İki aşamalı eritme ve asimile etme planının Bulgarlar arasında anlatılan fıkrası şöyledir:
İki Kurbağa
Ocağa 2 kazan koymuşlar. Önce birisinin altı yakılmış, hızlı ateşte su fokurdamaya başlayınca bir kurbağayı kazana atmış. Kaynak suda haşlanan hayvan birden dışarı fırlamış ve kaçmayı başarmış.
Fıkranın bu birinci bölümü ile ilgili açıklamada isim ve kimlik değiştirme esnasında şok geçiren Pomakların 1972 Kornitsa, Glavinitsa, Nevrekop Ayaklanması benzetmesi yapılıyor.

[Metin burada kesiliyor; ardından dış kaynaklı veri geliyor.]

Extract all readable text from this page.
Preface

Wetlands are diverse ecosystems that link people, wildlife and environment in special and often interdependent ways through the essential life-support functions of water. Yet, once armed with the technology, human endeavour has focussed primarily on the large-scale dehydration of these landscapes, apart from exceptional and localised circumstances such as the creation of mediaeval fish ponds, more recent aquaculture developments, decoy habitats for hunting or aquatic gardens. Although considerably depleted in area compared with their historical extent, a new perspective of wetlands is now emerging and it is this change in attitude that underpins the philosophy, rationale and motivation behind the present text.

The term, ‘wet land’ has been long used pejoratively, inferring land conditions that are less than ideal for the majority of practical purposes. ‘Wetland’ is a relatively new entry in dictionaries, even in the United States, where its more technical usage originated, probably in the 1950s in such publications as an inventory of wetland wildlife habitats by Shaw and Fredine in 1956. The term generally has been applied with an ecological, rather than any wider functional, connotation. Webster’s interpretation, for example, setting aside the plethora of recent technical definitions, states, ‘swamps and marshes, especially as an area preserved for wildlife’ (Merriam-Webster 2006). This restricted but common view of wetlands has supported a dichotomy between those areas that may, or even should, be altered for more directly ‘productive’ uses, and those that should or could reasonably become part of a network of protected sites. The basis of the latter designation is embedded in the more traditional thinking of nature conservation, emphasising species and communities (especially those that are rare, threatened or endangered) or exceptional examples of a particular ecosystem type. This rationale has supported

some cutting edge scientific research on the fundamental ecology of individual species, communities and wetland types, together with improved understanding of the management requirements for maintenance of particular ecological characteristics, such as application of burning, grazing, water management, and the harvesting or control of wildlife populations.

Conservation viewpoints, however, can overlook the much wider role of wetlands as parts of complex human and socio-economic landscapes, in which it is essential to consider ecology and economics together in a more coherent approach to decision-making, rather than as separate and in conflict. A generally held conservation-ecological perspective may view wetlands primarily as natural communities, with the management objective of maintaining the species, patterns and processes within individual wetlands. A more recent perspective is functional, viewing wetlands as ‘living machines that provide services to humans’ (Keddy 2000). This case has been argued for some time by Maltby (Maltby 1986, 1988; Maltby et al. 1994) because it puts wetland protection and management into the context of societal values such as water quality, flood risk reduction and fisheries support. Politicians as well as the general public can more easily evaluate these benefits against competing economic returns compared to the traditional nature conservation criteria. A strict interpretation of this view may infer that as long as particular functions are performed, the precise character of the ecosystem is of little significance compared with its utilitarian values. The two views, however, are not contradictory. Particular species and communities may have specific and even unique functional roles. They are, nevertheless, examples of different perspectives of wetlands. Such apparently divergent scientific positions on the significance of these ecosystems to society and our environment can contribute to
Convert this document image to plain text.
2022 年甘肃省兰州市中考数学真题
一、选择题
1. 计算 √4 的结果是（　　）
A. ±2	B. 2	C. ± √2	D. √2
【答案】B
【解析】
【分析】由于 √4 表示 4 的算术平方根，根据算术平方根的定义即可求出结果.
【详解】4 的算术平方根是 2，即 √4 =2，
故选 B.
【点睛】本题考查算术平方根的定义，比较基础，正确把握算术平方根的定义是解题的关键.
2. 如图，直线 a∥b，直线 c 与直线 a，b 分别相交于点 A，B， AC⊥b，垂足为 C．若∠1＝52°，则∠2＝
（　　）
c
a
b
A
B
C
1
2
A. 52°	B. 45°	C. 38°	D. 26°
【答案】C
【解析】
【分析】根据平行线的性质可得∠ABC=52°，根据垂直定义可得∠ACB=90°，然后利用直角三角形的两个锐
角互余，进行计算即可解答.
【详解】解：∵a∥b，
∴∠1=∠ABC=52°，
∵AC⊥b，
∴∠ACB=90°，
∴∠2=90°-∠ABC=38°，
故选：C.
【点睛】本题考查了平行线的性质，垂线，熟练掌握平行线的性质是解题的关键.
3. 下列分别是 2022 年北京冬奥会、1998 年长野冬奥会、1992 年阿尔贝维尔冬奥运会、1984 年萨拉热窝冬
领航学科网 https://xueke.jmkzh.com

Bulgaristan Türklerinin de Mayıs 1989 İsyanı çağırışım yapıyor. Ayaklanan Türkler haşlama kazanından fırlamayı başardı. Baskı ve terörden yılmayan, en ağır işkencelere dayanan ama pes etmeyen Pomaklarda 1989’da çemberi yarıp kurtuldu.
İkinci kazana kurbağa atıldığında su soğuktur. Kazan altına hafif ateş verilir. İkinci kurbağa yavaş yavaş ılıman olan suya alışır, su ısındıkça o hoşlaşır ve en sonunda uyuşur ve fokurdayan kazandan sıçrayıp kaçacak durumda olmadığından, kaynak suda iyice pişer ve eriyip kaybolur.
Bu ikinci kazan Bulgaristan Türklerini oyalayan ve uyutarak yok etmeye çalışan Hak ve Özgürlükler Partisi ve onun Türk, Türklük, Pomak ve İslam düşmanı “lider” takımıdır. Ortaya çıktığına göre, bu plan iki aşamalı olarak hazırlanmış, Türkler ve Pomaklar 1989’da birinci kazanı devirerek, sinsi planın birinci aşamasını bozguna uğrattılar.
Son 25 yılda HÖH/DPS oyununa getirilen Türkler, Türklük ve Pomak ve Müslüman Çingene kardeşlerimiz 19 Ocak 2013 tarihinde özgürlükçü, yüksek mimarlık öğrencisi delikanlı Oktay Yenimehmedov, halkımıza karşı hazırlanıp çeyrek asır uygulanan oyalayarak (yavaş yavaş kaynatarak) yok etme planının BAŞ MİMARI BÜYÜK AJAN A. (Dönek)in kafasına tabanca dayayıp onu kürsüden atarak, aslında halkımızı ikinci aşama içinde hemen uyanmaya, henüz genç olmadan kazandan fırlayıp hak ve özgürlüklerine sahip çıkmaya davet etti.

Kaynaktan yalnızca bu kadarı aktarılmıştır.